Multifile Namespaces¶
What is a Multifile Namespace?¶
A multifile namespace is a single namespace for which the definition has been split across more than one IngestLDD file. These input files are all fed into LDDTool in a single call, which produces a single, integrated set of output schemas.
When Should I Create a Multifile Namespace?¶
A namespace should be split into multiple files only when there is a significant benefit to the dictionary steward(s) responsible for developing and maintaining the namespace. A namespace can be split structurally, so that different stewards can maintain separate class hierarchies within the namespace, or syntactically, to help a single steward wrangle a particularly large namespace.
Structural Division¶
A multifile namespace is a reasonable way to deal with a very large namespace that naturally breaks into several separate hierarchies that require expertise from different people for definition and maintenance. Splitting the namespace definition into a set of IngestLDD files allows multiple stewards to focus on specific subsets of the namespace. For example, a mission with both an orbiter and a lander may have a namespace model containing a small mission class for common parameters and large, complex classes for each of the orbiter and lander.
Syntactical Division¶
It is also possible to split a namespace definition into separate files for attribute definitions, class definitions, and Schematron rules. This might have bookkeeping benefits for a complex namespace that must be maintained by a single steward. Many humans, for example, find that a once an IngestLDD file is several thousand lines long, editing it becomes exponentially more onerous as it continues to grow. In a case like that, separate files can be used to create more easily managed pieces.
When Should I Not Create a Multifile Namespace?¶
Splitting a namespace structurally into separate files will likely not help if the separate parts of the namespace have large areas of overlap, because the amount of coordination and cross-checking required when one part changes will likely negate any advantage to having separate files. A namespace in which the classes consist of different groupings of the same attributes, or that has many smaller classes that are “mixed and matched” into larger groups depending on the observational circumstances, is probably best defined in a single IngestLDD file to avoid inadvertent duplication and name collisions.
Splitting a namespace syntactically into separate files is not likely to have many benefits when the single IngestLDD version is less than a several thousand lines and well organized. In fact a set of smaller, poorly organized files will probably not present an improvement on a single large, poorly organized file, either.

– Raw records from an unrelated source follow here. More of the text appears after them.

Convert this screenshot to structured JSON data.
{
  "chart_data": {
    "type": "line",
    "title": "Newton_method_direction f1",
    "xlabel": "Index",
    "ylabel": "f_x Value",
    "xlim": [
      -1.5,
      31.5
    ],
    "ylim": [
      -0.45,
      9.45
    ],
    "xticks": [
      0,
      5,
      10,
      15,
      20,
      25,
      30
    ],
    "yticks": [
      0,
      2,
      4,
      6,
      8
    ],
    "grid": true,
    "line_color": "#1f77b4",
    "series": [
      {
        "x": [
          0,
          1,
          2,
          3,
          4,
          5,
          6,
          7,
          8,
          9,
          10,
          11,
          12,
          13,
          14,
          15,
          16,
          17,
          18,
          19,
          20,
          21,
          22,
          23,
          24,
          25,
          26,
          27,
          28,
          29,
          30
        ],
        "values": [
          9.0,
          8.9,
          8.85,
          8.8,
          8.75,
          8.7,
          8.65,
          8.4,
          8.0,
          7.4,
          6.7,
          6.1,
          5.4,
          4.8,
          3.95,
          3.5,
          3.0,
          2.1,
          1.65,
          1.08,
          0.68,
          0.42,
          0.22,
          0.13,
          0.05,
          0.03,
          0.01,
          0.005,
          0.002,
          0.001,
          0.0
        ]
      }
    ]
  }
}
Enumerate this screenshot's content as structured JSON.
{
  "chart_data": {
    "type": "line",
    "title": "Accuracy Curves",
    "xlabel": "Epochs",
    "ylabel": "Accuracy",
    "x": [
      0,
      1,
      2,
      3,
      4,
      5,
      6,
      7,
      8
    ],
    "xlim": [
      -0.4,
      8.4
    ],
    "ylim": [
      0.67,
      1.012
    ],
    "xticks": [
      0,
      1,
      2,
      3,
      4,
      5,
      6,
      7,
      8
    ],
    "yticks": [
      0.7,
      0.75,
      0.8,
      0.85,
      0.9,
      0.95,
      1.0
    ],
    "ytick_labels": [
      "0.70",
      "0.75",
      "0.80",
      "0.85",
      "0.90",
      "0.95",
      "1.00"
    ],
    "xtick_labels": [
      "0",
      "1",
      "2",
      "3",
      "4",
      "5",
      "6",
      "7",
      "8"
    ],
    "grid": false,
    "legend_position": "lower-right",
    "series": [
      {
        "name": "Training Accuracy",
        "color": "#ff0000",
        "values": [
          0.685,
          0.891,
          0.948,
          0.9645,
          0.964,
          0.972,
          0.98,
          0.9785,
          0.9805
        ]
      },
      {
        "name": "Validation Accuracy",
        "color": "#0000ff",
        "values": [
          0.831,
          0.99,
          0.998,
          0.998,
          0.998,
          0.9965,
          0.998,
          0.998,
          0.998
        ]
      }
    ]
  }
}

A multifile namespace solution is not recommended if there is no version control system (like, for example, the PDS Data Dictionaries repo) used by all stewards involved for managing the coordination of updating, building, and testing the LDDTool output.
Developing a Multifile Namespace¶
Remember that a namespace is an information model for a specific context. It should be formally designed even if it is expected to be rather small, and that design should include not just classes and attributes, but also the Schematron rules needed for validation of the associated metadata.
Structural division of a namespace should be done when the namespace is designed, NOT after it is developed. Dividing a large, existing namespace is a complex and tedious process fraught with peril. Avoid it if at all possible.
Considerations for Splitting a Namespace Definition¶
Each IngestLDD containing part of the namespace definition must be a complete and syntactically valid IngestLDD in its own right. When multiple files are used to coonstruct a single namespace, it is possible to have only attribute definitions in one file, only class definitions in another, and only Schematron rules in a third, but all files must have the same namespace identification information at the top of the file.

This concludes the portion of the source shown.